L'anguille di Bolsena in la vernaccia,

è Buonagiunta Urbiciani da Lucca, stato amico all' Alighieri, a cui scrisse sonetti, e ne ebbe in risposta sonetti. Dante confessa la sua amicizia per lui, ma lo pone nel numero di quelli che scrissero rime amorose, senza esser presi d'amore, e però, con poco successo.

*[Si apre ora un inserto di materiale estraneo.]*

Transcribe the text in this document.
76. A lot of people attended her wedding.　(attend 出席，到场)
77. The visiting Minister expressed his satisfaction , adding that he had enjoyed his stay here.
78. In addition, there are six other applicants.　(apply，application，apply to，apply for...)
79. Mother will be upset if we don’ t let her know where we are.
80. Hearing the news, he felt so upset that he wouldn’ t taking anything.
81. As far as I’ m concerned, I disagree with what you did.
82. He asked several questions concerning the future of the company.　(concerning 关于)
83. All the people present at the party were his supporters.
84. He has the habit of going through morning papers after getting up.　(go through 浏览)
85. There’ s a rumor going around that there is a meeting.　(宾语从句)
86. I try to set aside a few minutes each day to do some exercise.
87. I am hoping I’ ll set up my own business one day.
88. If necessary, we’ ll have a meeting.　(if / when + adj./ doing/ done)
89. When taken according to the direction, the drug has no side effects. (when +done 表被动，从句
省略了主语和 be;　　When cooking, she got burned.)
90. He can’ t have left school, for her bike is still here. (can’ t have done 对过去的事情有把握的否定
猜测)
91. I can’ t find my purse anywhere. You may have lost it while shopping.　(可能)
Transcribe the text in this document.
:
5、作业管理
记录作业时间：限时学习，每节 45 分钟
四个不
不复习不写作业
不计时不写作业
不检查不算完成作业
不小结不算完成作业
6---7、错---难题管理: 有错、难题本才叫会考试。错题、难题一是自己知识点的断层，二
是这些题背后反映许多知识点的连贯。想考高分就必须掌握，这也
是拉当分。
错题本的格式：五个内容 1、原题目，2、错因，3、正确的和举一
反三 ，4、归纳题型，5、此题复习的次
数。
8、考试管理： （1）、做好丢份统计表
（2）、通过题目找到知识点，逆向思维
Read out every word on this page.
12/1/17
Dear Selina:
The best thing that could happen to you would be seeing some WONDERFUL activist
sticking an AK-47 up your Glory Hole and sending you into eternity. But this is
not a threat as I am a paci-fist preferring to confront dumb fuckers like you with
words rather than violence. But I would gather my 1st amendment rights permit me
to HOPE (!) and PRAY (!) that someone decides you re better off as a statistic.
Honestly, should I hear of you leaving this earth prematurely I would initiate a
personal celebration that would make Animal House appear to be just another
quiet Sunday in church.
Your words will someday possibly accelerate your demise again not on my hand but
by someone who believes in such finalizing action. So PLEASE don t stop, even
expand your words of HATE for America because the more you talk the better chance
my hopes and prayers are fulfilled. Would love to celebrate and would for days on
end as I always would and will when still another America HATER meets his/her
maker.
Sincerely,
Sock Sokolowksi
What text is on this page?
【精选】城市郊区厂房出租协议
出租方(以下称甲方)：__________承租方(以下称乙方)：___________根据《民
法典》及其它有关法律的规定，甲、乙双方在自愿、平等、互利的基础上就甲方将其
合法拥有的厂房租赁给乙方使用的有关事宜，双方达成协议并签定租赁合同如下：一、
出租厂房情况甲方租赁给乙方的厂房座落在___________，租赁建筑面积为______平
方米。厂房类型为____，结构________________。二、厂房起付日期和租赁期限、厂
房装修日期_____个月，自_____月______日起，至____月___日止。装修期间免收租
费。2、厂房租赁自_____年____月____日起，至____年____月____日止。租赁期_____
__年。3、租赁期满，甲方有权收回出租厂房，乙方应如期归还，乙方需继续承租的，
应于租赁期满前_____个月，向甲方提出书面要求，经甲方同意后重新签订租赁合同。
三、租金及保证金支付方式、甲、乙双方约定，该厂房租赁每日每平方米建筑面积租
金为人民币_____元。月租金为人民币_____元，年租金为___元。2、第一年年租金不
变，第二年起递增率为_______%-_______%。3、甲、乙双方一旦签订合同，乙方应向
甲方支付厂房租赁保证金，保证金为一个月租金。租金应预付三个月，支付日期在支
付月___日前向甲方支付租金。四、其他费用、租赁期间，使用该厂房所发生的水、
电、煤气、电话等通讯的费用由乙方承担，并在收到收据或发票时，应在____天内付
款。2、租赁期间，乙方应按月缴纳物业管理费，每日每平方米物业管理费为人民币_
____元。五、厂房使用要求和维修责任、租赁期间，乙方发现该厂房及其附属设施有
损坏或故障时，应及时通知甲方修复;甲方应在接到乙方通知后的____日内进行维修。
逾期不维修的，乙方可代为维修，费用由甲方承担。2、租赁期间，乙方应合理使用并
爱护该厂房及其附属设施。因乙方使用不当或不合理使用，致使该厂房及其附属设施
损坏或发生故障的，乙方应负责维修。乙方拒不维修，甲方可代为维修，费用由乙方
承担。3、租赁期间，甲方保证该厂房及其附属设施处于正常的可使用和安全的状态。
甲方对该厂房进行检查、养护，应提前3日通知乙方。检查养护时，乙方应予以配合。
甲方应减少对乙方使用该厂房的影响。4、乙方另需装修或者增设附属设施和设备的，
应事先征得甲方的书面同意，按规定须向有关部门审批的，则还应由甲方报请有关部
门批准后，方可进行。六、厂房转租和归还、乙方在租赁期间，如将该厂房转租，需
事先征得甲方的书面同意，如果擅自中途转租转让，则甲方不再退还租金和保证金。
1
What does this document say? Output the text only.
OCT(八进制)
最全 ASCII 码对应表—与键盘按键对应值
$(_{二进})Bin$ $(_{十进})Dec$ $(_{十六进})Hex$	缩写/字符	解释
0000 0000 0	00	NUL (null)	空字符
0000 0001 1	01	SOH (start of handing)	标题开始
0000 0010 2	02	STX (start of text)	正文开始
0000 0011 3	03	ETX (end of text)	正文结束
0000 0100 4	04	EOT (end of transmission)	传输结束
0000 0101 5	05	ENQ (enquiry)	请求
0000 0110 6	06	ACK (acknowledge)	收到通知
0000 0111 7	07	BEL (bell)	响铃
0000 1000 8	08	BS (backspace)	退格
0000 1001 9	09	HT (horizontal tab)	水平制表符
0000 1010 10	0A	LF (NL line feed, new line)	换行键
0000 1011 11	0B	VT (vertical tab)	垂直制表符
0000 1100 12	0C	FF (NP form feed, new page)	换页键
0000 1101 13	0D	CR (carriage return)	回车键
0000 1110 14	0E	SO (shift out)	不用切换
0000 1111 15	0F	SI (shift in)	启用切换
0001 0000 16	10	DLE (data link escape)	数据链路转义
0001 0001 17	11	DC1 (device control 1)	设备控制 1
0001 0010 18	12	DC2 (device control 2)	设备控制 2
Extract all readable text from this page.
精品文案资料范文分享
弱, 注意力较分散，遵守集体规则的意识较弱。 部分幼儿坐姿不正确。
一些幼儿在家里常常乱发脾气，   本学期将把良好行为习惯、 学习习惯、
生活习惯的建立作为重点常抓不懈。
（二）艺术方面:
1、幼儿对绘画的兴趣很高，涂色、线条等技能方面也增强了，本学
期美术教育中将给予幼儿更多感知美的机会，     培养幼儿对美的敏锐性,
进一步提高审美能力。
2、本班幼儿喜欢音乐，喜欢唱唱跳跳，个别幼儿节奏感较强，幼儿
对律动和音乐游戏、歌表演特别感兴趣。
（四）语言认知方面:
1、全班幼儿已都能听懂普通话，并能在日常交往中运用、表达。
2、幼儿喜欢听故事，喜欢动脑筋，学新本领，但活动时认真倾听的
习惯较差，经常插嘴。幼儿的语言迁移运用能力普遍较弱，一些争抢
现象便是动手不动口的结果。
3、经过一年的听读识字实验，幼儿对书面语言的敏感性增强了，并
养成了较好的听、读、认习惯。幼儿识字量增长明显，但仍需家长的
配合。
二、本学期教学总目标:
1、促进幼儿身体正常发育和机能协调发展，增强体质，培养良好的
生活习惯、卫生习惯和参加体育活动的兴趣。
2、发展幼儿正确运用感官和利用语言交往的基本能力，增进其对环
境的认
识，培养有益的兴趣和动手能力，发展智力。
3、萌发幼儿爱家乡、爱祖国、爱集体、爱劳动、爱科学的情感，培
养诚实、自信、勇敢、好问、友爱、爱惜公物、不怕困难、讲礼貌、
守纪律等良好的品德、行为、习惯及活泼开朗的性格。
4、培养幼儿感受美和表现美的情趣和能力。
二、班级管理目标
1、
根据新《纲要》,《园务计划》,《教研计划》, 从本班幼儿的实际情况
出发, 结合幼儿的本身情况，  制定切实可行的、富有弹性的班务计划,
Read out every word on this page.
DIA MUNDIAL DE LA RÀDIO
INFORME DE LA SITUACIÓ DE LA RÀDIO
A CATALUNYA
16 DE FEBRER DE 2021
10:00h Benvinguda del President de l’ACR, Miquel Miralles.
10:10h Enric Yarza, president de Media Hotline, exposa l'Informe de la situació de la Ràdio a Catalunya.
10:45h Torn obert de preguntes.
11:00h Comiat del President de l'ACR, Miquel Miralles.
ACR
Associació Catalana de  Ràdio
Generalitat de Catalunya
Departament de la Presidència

Era in fiore sulla metà del secolo XIII, e in patria fu notaio. Molti hanno lodato la sua maniera di poetare; ma ad onta di ciò, chiunque si faccia a leggere i suoi versi, agevolmente conosce che non sono nè sostenuti, nè molto leggiadri. Pure vuol saperglisi grado come a tutti quelli che furono incominciatori di un' arte. Benvenuto da Imola, oltre a lodarlo come poeta, lo dice onorevole uomo e facondo oratore nella lingua materna.

ATTO VANNUCI.

CANZONE

Ben mi credeva in tutto esser d'Amore
Certamente allungato,

Si m'era fatto selvaggio e straniero:
Or sento che in erranza era 'l mio core,
Che non m'avia obliato,

Nè riguardato il mio coraggio fero:
Poichè servo m'ha dato per servire
A quella, cui grazire
Fanno somma piacenza
E somma conoscenza;

Che tutte gioie di beltate ha vinto, Siccome grana vince ogn' altro tinto. Tant' allegrezza nel mio core abbonda Di si alto servaggio,

Che m' ha, e tiemmi tutto in suo volere, Che non posa giammai se non com' onda; Membrando il suo visaggio,

Che ammorza ogn' altro viso, e fa sparere
In tal maniera, che là ov' ella appare,
Nessun la può guardare,

E mettelo in errore:
Tant'è lo suo splendore,

Che passa il Sole, di vertute spera,
E stella e luna, ed ogni altra lumera.
Amor, lo tempo ch'era senz' amanza,
Mi sembra in veritate,

Ancor vivessi, ch' era senza vita:

Che a viver senz'Amor non è baldanza,
Nè possibilitate

D'alcun pregio acquistar di gio' gradita.
Onde fallisce troppo oltra misura
Qual uom non s'innamura:

Chè Amore ha in sè vertode,

Del vil uom face prode

S'egli è villano, in cortesia lo muta: Di scarso, largo a divenir lo aiuta. Ciascuna guisa d'Amor graziosa,

Secondo la natura

Che vien da gentil loco, ha in sè valore:

Com' arbore, quand'è fruttiferosa,

Qual frutto è più in altura,

Avanza tutti gli altri di sapore.

Onde la gioja mia passa l'ottima

Quant'è più d'alta cima;

Di cui si può dir bene

Fontana d'ogni bene,

Che di lei sorge ogn' altro ben terreno,
Com' acqua viva, che mai non vien meno.